Dump secrets remotely using the RemoteHashRetrieval.ps1 cmdlet from DAMP (run as ‘Trustee’ user).

DCShadow

DCShadow is an attack that masks certain actions by temporarily imitating a Domain Controller. If you have Domain Admin or Enterprise Admin privileges in a root domain, it can be used for forest-level persistence.

Optionally, as Domain Admin, give a chosen user the privileges required for the DCShadow attack (uses Set-DCShadowPermissions.ps1 cmdlet).

Then, from any machine, use Mimikatz to stage the DCShadow attack.

Finally, from either a DA session OR a session as the user provided with the DCShadowPermissions before, run the DCShadow attack. Actions staged previously will be performed without leaving logs 😈

Post-Exploitation

LSASS protection

Sometimes, LSASS is configured to run as a protected process (PPL). You can query this with PowerShell as follows.

If this is the case, you can’t just dump or parse LSASS, and you need to disable the protection with something like mimidrv.sys. I won’t discuss how to do that here.

Dumping secrets with Mimikatz

Windows Credential Vault dumping

I’ve had some issues using this with Invoke-Mimikatz.ps1. Try with native Mimikatz if having issues.

Dumping secrets without Mimikatz

We can also parse system secrets without using Mimikatz on the target system directly.

Dumping LSASS

The preferred way to run Mimikatz is to do it locally with a dumped copy of LSASS memory from the target. Dumpert, Procdump, or other (custom) tooling can be used to dump LSASS memory.

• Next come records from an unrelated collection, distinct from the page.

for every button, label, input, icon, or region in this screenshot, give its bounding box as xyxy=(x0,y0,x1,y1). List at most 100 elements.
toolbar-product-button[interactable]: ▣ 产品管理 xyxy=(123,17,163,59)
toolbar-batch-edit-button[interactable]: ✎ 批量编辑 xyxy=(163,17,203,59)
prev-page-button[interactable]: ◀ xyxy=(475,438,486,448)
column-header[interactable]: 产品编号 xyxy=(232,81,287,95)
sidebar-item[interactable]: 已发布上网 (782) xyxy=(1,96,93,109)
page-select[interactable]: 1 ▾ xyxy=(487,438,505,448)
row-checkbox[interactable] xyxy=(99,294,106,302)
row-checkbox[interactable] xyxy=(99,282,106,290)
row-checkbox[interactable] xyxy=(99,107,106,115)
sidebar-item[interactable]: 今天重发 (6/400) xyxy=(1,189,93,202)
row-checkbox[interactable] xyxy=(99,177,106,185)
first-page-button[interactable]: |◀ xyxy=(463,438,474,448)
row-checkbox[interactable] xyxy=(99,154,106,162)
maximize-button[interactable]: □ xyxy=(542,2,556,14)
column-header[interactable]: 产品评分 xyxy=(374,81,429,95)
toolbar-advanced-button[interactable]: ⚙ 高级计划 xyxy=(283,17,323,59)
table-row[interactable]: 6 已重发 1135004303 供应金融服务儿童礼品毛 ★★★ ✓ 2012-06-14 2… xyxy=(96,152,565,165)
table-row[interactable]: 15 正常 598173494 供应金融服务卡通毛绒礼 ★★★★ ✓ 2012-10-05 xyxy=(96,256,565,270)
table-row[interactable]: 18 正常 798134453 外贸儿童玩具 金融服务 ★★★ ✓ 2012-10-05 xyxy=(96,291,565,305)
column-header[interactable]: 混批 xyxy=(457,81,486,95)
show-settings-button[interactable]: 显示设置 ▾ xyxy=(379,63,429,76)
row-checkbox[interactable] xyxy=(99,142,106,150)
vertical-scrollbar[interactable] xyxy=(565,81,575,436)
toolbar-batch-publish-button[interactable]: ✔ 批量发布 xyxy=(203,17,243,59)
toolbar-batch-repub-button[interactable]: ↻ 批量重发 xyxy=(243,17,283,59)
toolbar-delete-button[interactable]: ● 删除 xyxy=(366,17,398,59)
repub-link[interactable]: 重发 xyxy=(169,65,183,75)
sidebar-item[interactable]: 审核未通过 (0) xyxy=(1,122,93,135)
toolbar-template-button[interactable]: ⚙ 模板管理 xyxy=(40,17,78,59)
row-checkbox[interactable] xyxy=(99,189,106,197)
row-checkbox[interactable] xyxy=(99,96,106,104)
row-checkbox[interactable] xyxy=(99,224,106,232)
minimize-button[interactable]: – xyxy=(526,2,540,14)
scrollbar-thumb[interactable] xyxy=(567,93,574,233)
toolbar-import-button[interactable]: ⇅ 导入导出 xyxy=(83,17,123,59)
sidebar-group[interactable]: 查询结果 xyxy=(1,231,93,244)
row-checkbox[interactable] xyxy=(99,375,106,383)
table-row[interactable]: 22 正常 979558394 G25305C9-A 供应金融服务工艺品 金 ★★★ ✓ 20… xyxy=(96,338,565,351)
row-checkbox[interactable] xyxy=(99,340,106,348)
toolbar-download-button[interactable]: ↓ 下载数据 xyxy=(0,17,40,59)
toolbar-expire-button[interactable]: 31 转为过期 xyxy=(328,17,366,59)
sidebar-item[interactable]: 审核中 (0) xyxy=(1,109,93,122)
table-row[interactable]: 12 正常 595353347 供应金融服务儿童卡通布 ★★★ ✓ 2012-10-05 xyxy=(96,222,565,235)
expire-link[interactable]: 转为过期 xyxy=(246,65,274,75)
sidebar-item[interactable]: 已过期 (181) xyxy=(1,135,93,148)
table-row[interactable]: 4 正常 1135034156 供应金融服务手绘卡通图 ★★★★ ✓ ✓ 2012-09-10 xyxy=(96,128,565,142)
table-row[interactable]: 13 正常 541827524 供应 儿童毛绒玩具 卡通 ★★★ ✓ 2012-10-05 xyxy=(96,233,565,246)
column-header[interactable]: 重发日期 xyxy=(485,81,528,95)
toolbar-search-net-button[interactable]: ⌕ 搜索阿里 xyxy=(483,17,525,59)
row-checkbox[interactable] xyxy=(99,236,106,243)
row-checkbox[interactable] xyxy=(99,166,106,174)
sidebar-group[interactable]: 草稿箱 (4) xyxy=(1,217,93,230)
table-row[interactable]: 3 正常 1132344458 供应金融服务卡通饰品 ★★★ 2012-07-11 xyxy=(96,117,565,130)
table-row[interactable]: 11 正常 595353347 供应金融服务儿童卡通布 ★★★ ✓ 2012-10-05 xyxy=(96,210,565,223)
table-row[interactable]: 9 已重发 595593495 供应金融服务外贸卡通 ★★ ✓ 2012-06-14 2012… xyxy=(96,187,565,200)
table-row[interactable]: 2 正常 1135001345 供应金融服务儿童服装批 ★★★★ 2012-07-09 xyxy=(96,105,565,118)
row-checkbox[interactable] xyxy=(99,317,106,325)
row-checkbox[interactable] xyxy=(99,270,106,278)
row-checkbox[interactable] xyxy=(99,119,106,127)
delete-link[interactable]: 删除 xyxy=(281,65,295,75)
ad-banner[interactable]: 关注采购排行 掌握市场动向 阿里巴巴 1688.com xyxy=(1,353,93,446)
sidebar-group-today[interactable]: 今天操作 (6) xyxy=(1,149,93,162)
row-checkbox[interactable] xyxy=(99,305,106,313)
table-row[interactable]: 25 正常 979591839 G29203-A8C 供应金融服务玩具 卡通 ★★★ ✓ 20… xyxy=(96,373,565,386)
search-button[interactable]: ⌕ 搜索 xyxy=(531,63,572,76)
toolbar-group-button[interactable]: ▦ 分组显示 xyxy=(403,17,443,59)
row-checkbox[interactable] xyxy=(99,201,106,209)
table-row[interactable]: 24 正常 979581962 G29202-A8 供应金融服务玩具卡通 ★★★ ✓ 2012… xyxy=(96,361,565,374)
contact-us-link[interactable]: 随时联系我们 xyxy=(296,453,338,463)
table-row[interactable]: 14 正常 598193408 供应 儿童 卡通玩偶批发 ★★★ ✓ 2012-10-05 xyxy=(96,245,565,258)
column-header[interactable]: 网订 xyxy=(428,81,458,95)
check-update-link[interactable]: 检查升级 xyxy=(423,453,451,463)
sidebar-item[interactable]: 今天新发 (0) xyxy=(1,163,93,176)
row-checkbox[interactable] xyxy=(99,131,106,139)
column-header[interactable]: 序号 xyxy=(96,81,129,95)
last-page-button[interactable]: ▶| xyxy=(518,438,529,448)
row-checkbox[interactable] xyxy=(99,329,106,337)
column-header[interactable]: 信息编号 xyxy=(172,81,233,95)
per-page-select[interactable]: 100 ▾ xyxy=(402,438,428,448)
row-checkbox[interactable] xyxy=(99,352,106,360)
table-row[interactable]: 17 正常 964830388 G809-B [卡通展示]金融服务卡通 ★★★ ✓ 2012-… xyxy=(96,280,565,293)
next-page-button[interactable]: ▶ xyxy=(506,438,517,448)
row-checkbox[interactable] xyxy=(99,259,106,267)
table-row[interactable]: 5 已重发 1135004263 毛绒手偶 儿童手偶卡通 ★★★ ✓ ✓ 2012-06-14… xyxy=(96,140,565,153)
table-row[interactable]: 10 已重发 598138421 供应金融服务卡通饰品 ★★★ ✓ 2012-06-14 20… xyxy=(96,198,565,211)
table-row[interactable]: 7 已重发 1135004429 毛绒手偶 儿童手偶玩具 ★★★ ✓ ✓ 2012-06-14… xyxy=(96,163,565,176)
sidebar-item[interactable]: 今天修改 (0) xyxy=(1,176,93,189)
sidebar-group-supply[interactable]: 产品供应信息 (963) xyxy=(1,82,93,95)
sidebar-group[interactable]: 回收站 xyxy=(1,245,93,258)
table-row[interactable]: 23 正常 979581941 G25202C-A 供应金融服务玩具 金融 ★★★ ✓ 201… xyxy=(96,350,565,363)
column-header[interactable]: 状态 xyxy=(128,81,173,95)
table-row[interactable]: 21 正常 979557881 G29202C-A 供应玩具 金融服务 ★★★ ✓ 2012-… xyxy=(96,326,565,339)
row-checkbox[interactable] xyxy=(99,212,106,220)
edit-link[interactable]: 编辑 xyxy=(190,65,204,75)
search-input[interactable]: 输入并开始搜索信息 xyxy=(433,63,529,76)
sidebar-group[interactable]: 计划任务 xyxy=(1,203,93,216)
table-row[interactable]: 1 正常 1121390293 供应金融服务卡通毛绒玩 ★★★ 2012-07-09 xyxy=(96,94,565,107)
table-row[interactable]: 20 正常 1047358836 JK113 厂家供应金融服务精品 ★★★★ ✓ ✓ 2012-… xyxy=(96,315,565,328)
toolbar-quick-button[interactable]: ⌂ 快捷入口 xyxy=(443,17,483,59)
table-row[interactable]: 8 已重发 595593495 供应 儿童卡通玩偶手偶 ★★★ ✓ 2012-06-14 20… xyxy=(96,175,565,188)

After downloading the memory dump file on our attacking system, we can run Mimikatz and switch to ‘Minidump’ mode to parse the file as follows.

After this, we can run Mimikatz commands as usual.

Dumping secrets from the registry

We can dump secrets from the registry and parse the files “offline” to get a list of system secrets. 🚩

On the target, we run the following:

Then on our attacking box we can dump the secrets with Impacket:

Dumping secrets from a Volume Shadow Copy

We can also create a “Volume Shadow Copy” of the SAM and SYSTEM files (which are always locked on the current system), so we can still copy them over to our local system. An elevated prompt is required for this.

Disable defender

👀🚩

Or leave Defender enabled, and just remove the signatures from it.

Chisel proxying

Jenkins Manual

Just an example on how to set up a Socks proxy to chisel over a compromised host. There are many more things you can do with Chisel!

On attacker machine (Linux or Windows):

On target:

Now we are listening on localhost:8001 on our attacking machine to forward that traffic to target:9001.

Then, open the Socks server. On target:

Jenkins Command Cheat Sheet

On attacking machine:

A proxy is now open on port 1080 of our attacking machine.

Jenkins Cheat Sheet Pdf

Juicy files

There are lots of files that may contain interesting information. Tools like WinPEAS or collections like PowerSploit may help in identifying juicy files (for privesc or post-exploitation).

Below is a list of some files I have encountered to be of relevance. Check files based on the programs and/or services that are installed on the machine.

In addition, don’t forget to enumerate any local databases with sqlcmd or Invoke-SqlCmd!